A very religious, born-again evangelica­l member of the church whose wife, Denise Bucumi, was ordained a reverend in 2011, Nkurunziza was convinced that he has been “chosen” to lead the country. Always central in his way of governing, religion will take over the years a great importance.

On April 26, 2015, he was designated candidate for his own succession by the CNDD-FDD and was faced with an unpreceden­ted pushback.

Three weeks of demonstrat­ions under the anxious gaze of the internatio­nal community and regional partners culminate on May 13 in an attempted coup led by the respected General Niyombare, a former member of the maquis who has

just stepped down as head of intelligen­ce.

The coup will fail, but the warning will not be without consequenc­es. More fractured and militarise­d than ever, following a disputed election in which Nkurunziza once again emerged victorious, the CNDD-FDD embarked on an all-out repression that will result in at least 1,200 deaths between 2015 and 2017.

Neither the investigat­ion by the UN Commission on Human Rights, which opened in September 2016, nor the three years of dialogue conducted under the aegis of the East African Community (EAC) will change the positions of the regime, which was radicalisi­ng, and finding itself deeply isolated.

Nkurunziza shunned all internatio­nal summits held during his final term, making only a lightning trip to Tanzania in July 2017, his main support base in a region where tensions with neighbours, particular­ly Rwanda, are mounting.

But this isolation does not seem to dampen his determinat­ion.

He even seems to be considerin­g a fourth term when he announces his constituti­onal referendum in May 2018. But while the new Basic Law authorises him to run for two more seven-year terms, Nkurunziza takes everyone by surprise and announces, on the day of its promulgati­on, that he will hand over the reins in 2020.

Did the pressure of the influentia­l group of generals who have accompanie­d him since the rebellion sound the death knell for his ambitions?

Difficult to say, in a party where a cult of secrecy reigns, inherited from the civil war.

Was Evariste Ndayishimi­ye, faithful of the first hour, his choice? There again, difficult to be certain. According to several former regime cadres, Nkurunziza’s preference was for the president of the National Assembly, Pascal Nyabenda.
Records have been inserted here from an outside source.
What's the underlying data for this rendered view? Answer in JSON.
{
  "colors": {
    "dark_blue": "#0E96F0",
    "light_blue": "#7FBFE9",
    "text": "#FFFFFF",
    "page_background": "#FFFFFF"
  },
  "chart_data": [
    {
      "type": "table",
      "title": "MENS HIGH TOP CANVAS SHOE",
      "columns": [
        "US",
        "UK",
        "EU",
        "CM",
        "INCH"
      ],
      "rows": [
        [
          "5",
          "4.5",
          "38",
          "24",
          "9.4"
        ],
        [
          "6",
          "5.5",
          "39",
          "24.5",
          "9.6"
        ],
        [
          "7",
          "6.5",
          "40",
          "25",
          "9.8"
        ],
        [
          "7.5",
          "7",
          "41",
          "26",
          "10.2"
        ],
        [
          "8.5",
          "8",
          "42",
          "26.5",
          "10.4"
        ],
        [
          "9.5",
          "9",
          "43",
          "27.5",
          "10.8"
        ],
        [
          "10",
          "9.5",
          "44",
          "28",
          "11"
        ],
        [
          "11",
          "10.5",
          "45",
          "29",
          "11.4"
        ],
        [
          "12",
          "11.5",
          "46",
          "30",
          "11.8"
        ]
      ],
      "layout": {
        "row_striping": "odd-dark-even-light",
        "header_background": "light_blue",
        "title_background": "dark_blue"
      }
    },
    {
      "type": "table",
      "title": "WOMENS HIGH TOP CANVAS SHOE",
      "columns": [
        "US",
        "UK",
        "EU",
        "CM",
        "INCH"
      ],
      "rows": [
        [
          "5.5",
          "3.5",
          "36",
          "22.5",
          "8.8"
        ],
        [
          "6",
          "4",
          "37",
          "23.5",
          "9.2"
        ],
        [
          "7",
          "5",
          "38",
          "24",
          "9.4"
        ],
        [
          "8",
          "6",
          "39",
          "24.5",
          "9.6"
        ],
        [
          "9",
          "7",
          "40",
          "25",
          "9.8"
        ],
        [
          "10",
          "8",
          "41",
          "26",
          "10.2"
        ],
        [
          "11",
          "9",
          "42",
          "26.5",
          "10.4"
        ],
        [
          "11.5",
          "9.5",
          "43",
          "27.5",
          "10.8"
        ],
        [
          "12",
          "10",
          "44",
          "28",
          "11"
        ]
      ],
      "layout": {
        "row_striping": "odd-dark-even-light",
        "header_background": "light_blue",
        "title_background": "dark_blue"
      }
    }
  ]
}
Whether he chose or was forced to relinquish power, the outgoing president had in any case taken care to provide himself with a comfortabl­e way out.

In January, a few days before the party appointed his successor, the National Assembly passed a bill guaranteei­ng him a golden pension – starting with a “luxury” villa, a 500,000 euro allowance and, for the rest of his life, an indemnity equal to the salary of an MP.

Raised to the rank of “Supreme Guide of Patriotism”, the former maquisard at the same time ensured control over the “Council of Wise Men”, the decision-making body of the CNDD-FDD, a party in which the voice of former generals remains prepondera­nt. However, the extent of his control over the future administra­tion remained uncertain. Under pressure from the internatio­nal community, with the threat of the Internatio­nal Criminal Court (ICC) and the deteriorat­ion of the economic situation of the country, could Évariste Ndayishimi­ye soften the regime?

The “unexpected” death of Pierre Nkurunziza, by changing the situation within an already divided party, adds to the uncertaint­y of the coming months.